Pelvic Organ Prolapse

This condition refers to the sagging or bulging of one or more organs in the pelvis. This includes the uterus, bladder, rectum, small intestines and the vagina. The underlying cause is neuromuscular, meaning injury to nerves, ligaments, and muscles with subsequent weakening of the pelvic support for these organs. Pelvic prolapse is much like hernias that can occur in other parts of the body. The following conditions may occur alone or together. The degree (or stage of prolapse) may vary from a small drop to a complete exposure outside the vagina. It is important to understand that the bladder and intestines are never actually exposed to the outside. They are pushing on the vaginal walls and it is the vaginal walls which can be visible.

  • Cystocele — bladder sags or herniates into the vagina
  • Rectocele — rectum sags or herniates into the vagina
  • Enterocele — small intestines sag or herniate into the vagina
  • Uterine prolapse — uterus sags or herniates into the vagina
  • Vaginal vault prolapse — top of the vagina sags or herniates into the vagina

Treatment Options

Non-Surgical Treatment

  1. Do nothing (live with your condition). It is very rare for pelvic prolapse to result in a medical condition that threatens your health. The main reason to pursue any sort of treatment is because it is bothering you in one way or another.
  2. Pessary. This is a silicone rubber device placed in the vagina to support the prolapse. Obtaining a good fit may require trial of several pessaries. It works best if you can learn to remove and insert it yourself, but it can be cared for in our clinic. Rare side effects include vaginal discharge, infection, bleeding and vaginal ulceration. There is no surgery required to insert it.
  3. Kegel exercises (pelvic floor exercises). These exercises can help in some cases of early prolapse. As with any physical therapy, success requires time, motivation and proper technique. It does not help in advanced cases except to possibly slow down the progress of prolapse.

Surgical Treatment

  1. Reconstructive Surgery: This involves restoring the weakened connective tissues which results in improved support of the prolapsed organs. This can be done vaginally or abdominally; there is no one best route for all patients. Many prolapses can be repaired with vaginal surgery. This has many advantages for the patient. There are fewer complications, no abdominal incision, and recovery time is much faster. In general, success rates are equal to that of abdominal surgery. For some patients, however, the abdominal route is definitely better and offers longer-lasting results.
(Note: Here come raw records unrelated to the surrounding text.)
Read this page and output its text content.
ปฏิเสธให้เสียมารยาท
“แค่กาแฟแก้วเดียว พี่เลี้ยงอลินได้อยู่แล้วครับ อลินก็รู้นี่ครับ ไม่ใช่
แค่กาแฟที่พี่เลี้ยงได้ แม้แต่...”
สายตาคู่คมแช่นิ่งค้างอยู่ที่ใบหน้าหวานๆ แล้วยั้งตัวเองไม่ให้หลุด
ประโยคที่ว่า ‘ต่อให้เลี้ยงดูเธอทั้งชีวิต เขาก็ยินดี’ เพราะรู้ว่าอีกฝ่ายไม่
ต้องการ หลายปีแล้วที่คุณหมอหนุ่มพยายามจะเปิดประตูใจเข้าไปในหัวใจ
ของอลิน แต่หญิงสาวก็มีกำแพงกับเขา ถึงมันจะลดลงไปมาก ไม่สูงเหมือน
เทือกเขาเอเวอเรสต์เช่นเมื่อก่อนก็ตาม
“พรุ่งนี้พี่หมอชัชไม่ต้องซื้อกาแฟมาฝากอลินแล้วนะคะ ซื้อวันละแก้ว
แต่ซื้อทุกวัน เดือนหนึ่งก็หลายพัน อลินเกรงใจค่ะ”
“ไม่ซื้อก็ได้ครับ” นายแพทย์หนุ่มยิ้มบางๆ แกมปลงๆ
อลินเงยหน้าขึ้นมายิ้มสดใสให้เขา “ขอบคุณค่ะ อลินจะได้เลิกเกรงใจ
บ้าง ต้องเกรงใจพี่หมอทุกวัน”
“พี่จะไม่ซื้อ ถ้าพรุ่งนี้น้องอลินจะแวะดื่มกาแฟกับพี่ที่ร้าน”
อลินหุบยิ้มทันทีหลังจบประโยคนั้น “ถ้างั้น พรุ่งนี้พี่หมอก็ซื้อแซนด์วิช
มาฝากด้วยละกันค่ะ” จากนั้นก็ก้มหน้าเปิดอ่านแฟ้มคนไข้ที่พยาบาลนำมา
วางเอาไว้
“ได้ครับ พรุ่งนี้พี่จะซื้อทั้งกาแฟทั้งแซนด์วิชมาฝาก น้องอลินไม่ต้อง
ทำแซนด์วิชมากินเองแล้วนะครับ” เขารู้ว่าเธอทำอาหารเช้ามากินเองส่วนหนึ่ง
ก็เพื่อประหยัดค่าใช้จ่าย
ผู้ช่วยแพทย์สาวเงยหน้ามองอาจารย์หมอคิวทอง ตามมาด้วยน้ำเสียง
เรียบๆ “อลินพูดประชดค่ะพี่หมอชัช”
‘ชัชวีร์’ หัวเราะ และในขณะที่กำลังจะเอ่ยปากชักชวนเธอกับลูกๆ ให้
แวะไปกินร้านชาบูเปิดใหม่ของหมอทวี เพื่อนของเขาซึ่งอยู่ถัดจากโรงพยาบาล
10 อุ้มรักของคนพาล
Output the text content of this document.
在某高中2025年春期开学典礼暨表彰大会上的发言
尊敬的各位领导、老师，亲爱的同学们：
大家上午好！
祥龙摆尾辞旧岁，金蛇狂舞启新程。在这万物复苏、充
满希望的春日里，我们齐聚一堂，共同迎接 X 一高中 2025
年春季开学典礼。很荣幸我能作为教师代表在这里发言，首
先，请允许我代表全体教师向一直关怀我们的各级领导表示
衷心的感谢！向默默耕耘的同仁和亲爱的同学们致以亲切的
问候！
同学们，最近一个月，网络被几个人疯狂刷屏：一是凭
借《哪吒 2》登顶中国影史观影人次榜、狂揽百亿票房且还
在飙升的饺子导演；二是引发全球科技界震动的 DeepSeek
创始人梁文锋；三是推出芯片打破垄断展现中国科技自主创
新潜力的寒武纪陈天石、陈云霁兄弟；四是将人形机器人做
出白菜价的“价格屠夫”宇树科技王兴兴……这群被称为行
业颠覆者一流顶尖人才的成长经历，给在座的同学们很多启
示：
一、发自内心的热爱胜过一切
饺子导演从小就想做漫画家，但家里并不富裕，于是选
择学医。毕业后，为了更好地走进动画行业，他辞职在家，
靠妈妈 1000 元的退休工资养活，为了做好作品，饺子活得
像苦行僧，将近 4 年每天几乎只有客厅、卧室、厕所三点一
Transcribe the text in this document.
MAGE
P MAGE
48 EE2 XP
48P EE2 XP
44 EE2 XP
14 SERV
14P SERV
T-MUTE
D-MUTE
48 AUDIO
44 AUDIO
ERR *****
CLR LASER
Abdominal procedures can also potentially be done using the laparoscope.
  2. Colpocleisis: In this surgery the vagina is closed so it is not appropriate for women who are sexually active or desire to be after surgery. In a colpocleisis, the vagina is closed to hold up the prolapse but the entrance is left open enough to allow normal urination. If the uterus is present a hysterectomy is NOT performed. This surgery is often very effective at relieving symptoms but it does not restore normal support or anatomy.

Additionally, surgery for prolapse may include one of the following:

A. Vaginally

  • Anterior colporrhaphy — repair of cystocele through a cut in the vagina
  • Posterior colporrhaphy — repair of rectocele through a cut in the vagina
  • Enterocele repair — repair of enterocele through a cut in the vagina
  • Vaginal vault suspension — uterosacral or sacrospinous ligament fixation of vaginal vault prolapse. These procedures involve attaching the top of the vagina to strong ligaments or structures in the pelvis.

In addition, many times a sling is also needed to prevent urinary incontinence, as demonstrated in the following video filmed at Brigham and Women’s Hospital: Minimally Invasive Mid-Urethral Sling Procedure. All these vaginal surgeries can be done using native tissue or less commonly with mesh.

B. Abdominally

  • Sacropexy — repair of the uterine or vaginal vault prolapse, utilizing a mesh to bridge the vagina to the tailbone. This can be done through a cut (or by laparoscopy) in your abdomen.
  • Paravaginal — repair of cystocele through a cut (or by laparoscopy) in your abdomen
  • Enterocele — repair of enterocele through a cut (or by laparoscopy) in your abdomen

C. Correction of uterine prolapse

You have the following options available with correction of the uterine prolapse:

  • No hysterectomy
  • Total hysterectomy (removal of uterus and cervix) – Watch Vaginal Hysterectomy for a demonstration of how a hysterectomy can be used as a treatment for uterine prolapse.
  • Partial (supracervical) hysterectomy (removal of uterus only - cervix left in place)
  • The hysterectomy can be done through the vagina or through the abdomen, or through laparoscopy.
  • Removal of your ovaries is also an option to consider if you have gone through menopause or you have risk factors for ovarian cancer.